- Born: 6 September 1911 Montreal, Quebec
- Died: 9 September 2000 (aged 89)
- Education: McGill University (MA, History)
- Occupations: Journalist, historian
- Employer: The Montreal Gazette
- Known for: "All Our Yesterdays" newspaper column
- Spouse: Elizabeth Collard
- Awards: National Newspaper Award

= Edgar Andrew Collard =

Canadian journalist and historian

Edgar Andrew Collard (6 September 1911 – 9 September 2000) was a Canadian journalist and historian, best known for his Montreal Gazette column "All Our Yesterdays". He was born in Montreal, Quebec.

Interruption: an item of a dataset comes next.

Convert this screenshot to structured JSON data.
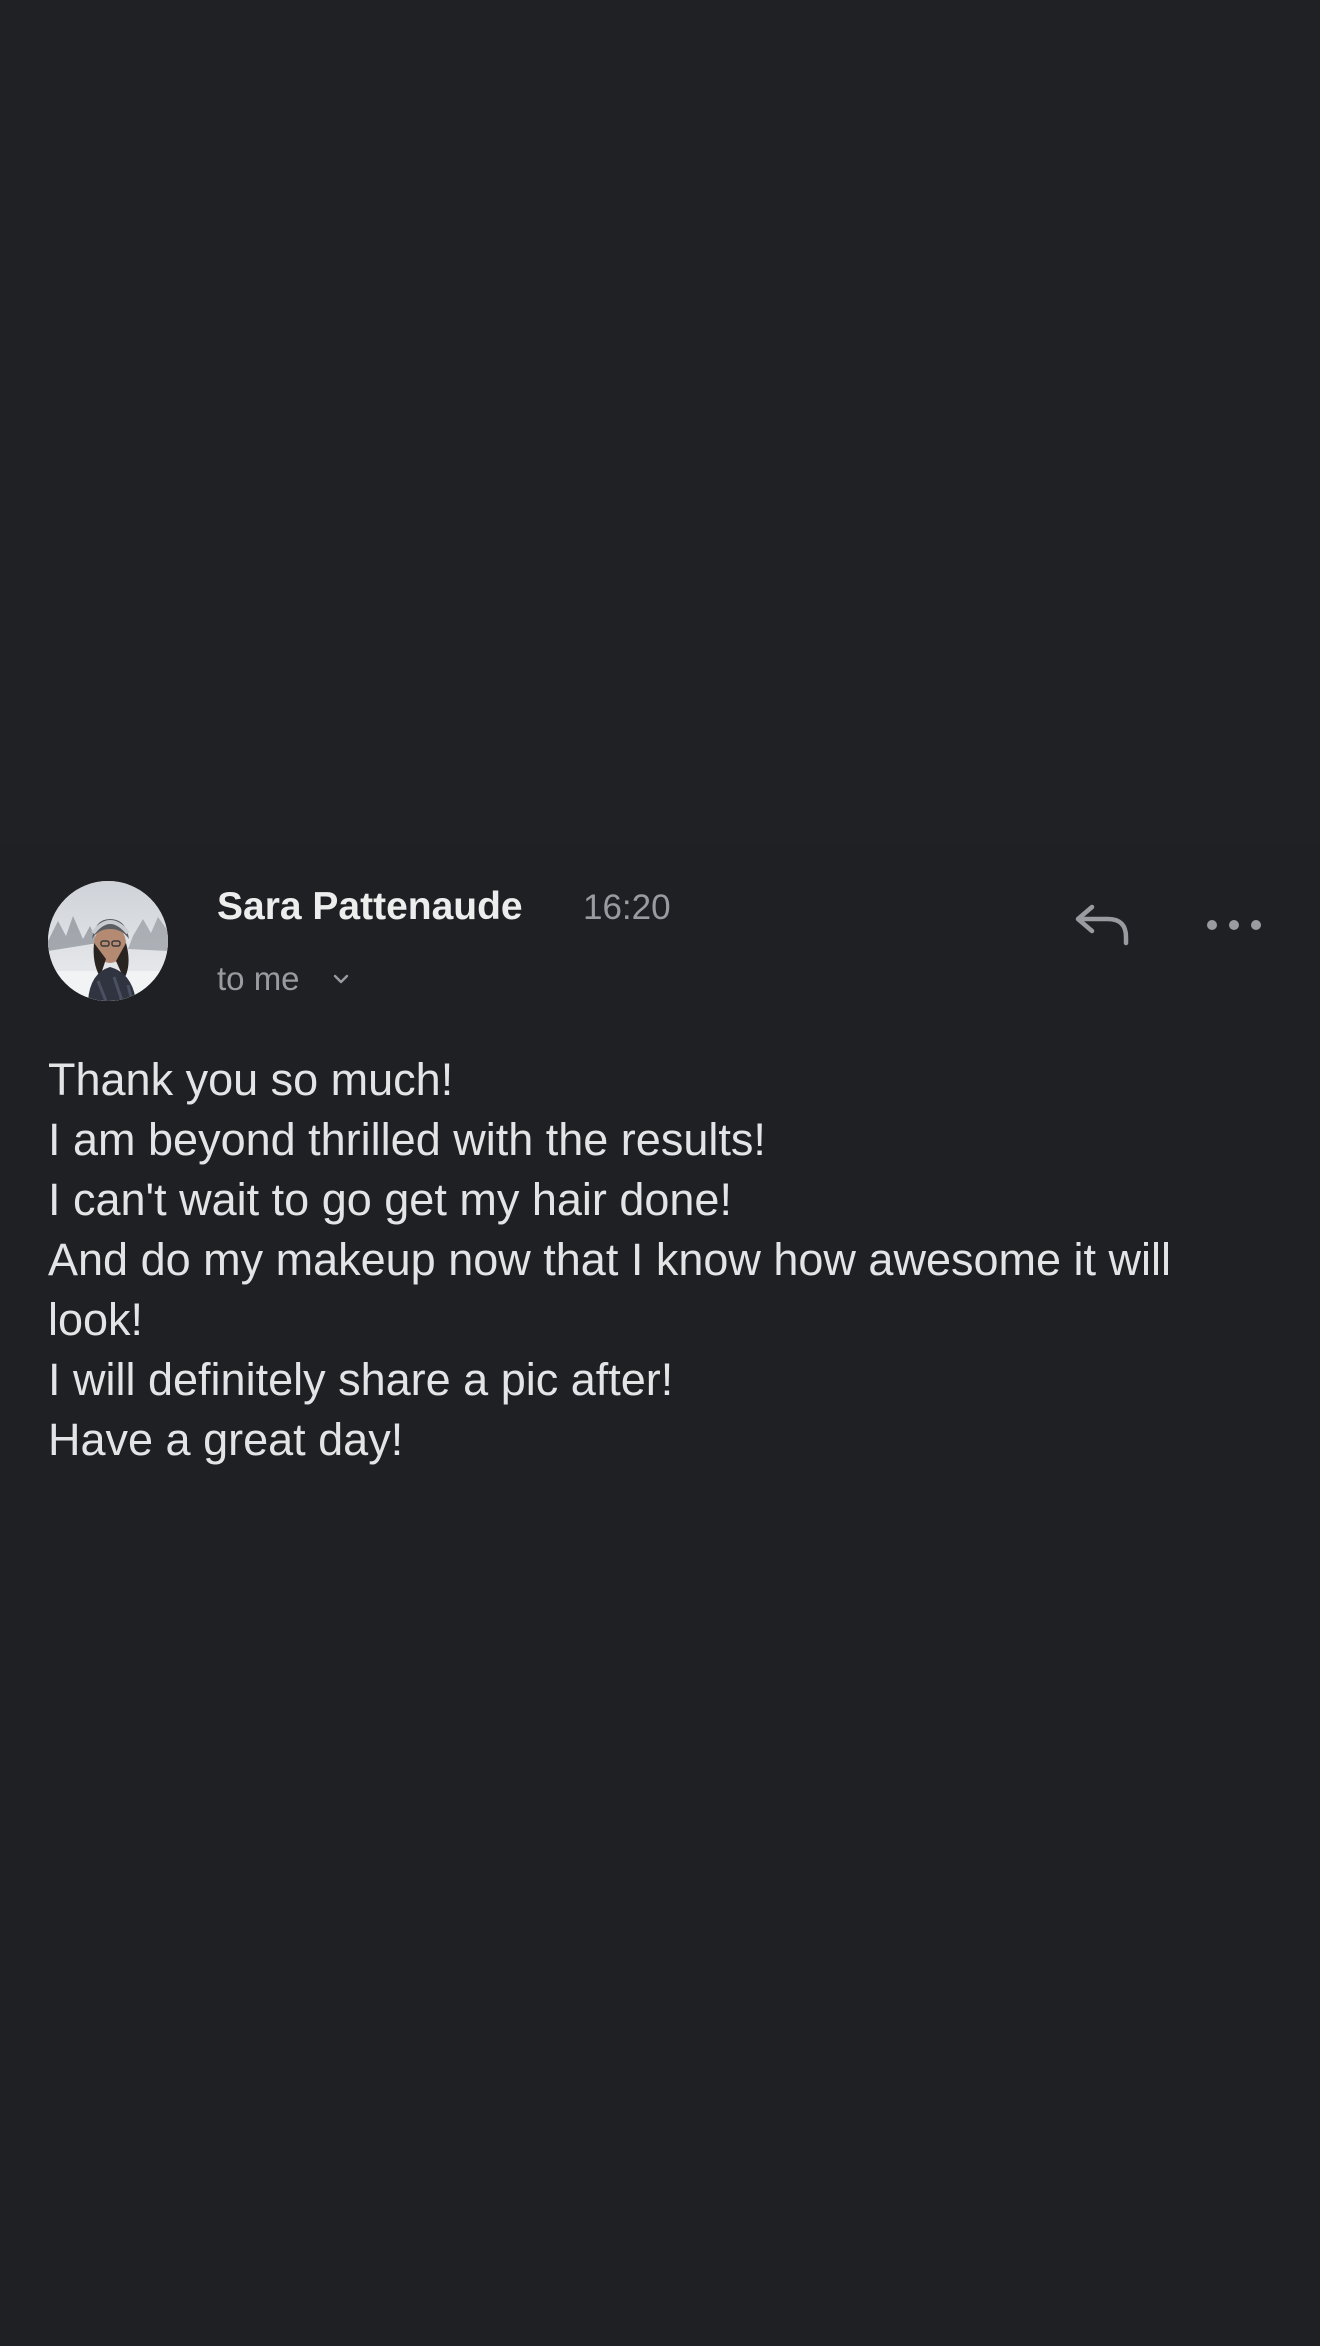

He received his MA in history from McGill University in 1937. However health problems prevented him from completing his formal studies and ended his hopes of becoming a history professor.

Collard's association with The Montreal Gazette began when he submitted articles on Montreal's history. This led to an offer of a full-time job in the newspaper's library.

The first issue of his column "All Our Yesterdays" appeared in The Montreal Gazette on August 14, 1944 and appeared every weekend for 56 years. Each week the column addressed an episode or aspect of Montreal history. The column was reportedly read by figures including Pierre Trudeau and Robertson Davies. His columns were compiled in several books which were illustrated by his longtime collaborator John Collins.

In 1949, he won the inaugural National Newspaper Award for editorial writing and was to win it another three times, a record unmatched in that category.

In 1953, he became editor-in-chief of The Gazette, retiring from that position in 1971. He continued his column until a month before his death. He was survived by his wife, the historian Elizabeth Collard who died soon after.

Collard was made a Member of the Order of Canada in 1976.